Federal Court of Appeal Changes Test on Interlocutory / Discretionary Appeals
In the recent decision of Imperial Manufacturing Group Inc. v. Decor Grates Incorporated, 2015 FCA 100, the Federal Court of Appeal used an appeal of a particulars motion in an industrial designs case to eliminate the prior distinction between the standard of review of discretionary or interlocutory orders and all other appeals from the Federal Court.
Writing for a unanimous court, Justice David Stratas reviewed the standard of review issue in detail. He began by noting that a line of cases existed in the Federal Court of Appeal that had held that the standard of review of discretionary and interlocutory orders of a Federal Court judge was as follows: deference was to be accorded to the decision unless the judge proceeded "on a wrong principle, gave insufficient weight to relevant factors, misapprehended the facts or where an obvious injustice would result." Justice Stratas referred to this as the "David Bull line of authority", as it arose out of the decision in David Bull Laboratories (Canada) Inc. v. Pharmacia Inc.,  1 F.C. 588 at page 594, 58 C.P.R. (3d) 209 at page 213 (C.A.).
As Justice Stratas noted, the David Bull standard of review is not used for other appeals from the Federal Court or in any other court in Canada. Rather, the well-known principles in Housen v. Nikolaisen, 2002 SCC 33, are used in all other jurisdictions, "across the board".
Justice Stratas justified the decision to scrap the David Bull standard by pointing out that (i) Housen v. Nikolaisen is binding and should be applied, (ii) David Bull is difficult to apply in practice, (iii) it is redundant, (iv) it "poses a trap for the unwary" by encouraging appellants to ask the Court of Appeal to reweigh the evidence, which the Court does not do, (v) there is no rational basis for having two standards, and (vi) David Bull itself was not well-supported by policy or authority.

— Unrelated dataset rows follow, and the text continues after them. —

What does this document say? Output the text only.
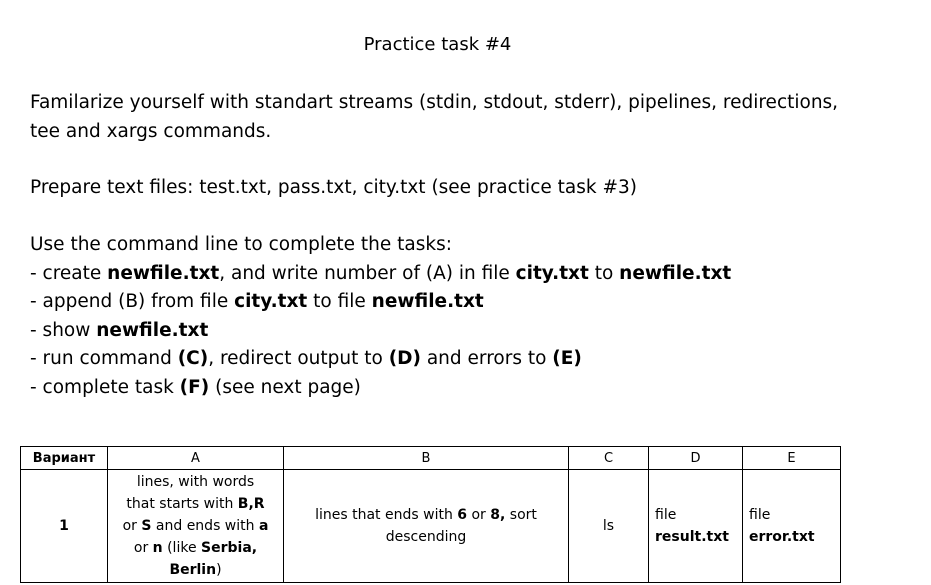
Practice task #4

Familarize yourself with standart streams (stdin, stdout, stderr), pipelines, redirections,
tee and xargs commands.

Prepare text files: test.txt, pass.txt, city.txt (see practice task #3)

Use the command line to complete the tasks:
- create newfile.txt, and write number of (A) in file city.txt to newfile.txt
- append (B) from file city.txt to file newfile.txt
- show newfile.txt
- run command (C), redirect output to (D) and errors to (E)
- complete task (F) (see next page)
Вариант	A	B	C	D	E
1	lines, with words
that starts with B,R
or S and ends with a
or n (like Serbia,
Berlin)	lines that ends with 6 or 8, sort
descending	ls	file
result.txt	file
error.txt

At paragraph 29, Justice Stratas concludes his analysis of the standard of review by definitively stating that the David Bull standard of review should be eliminated and only the Housen v. Nikolaisen standard should be applied from this point forward.
This decision appears to be the new authority for standard of review in the Federal Court of Appeal. If so, it is a welcome development, as the basis for not using Housen v. Nikolaisen was hard to understand.
Of interest is whether the Court will next turn its attention to the standard of review of decisions of prothonotaries. The Court (Justice Stratas, again) considered the issue several years ago in Apotex Inc. v. Bristol-Myers Squibb Company, 2011 FCA 34, but declined to decide the issue.
Also of interest is that the case contains a helpful discussion of particulars and the distinction between pleadings and discovery. In a paragraph that Federal Court practitioners should note as words to live by (in the context of particulars, anyway), the Court explains the purpose of particulars succinctly:
"32. Courts grant motions for particulars of allegations in a Statement of Claim when defendants need them in order to plead. In short, the purpose of particulars is to facilitate the ability to plea. Put another way, without the particulars on an important point, the party cannot plead in response.
The Imperial Manufacturing decision is likely to be cited many times in the future both on the issue of standard of review and on particulars. In directly addressing both of those areas, the Court has brought helpful clarity to two areas of Federal Court practice.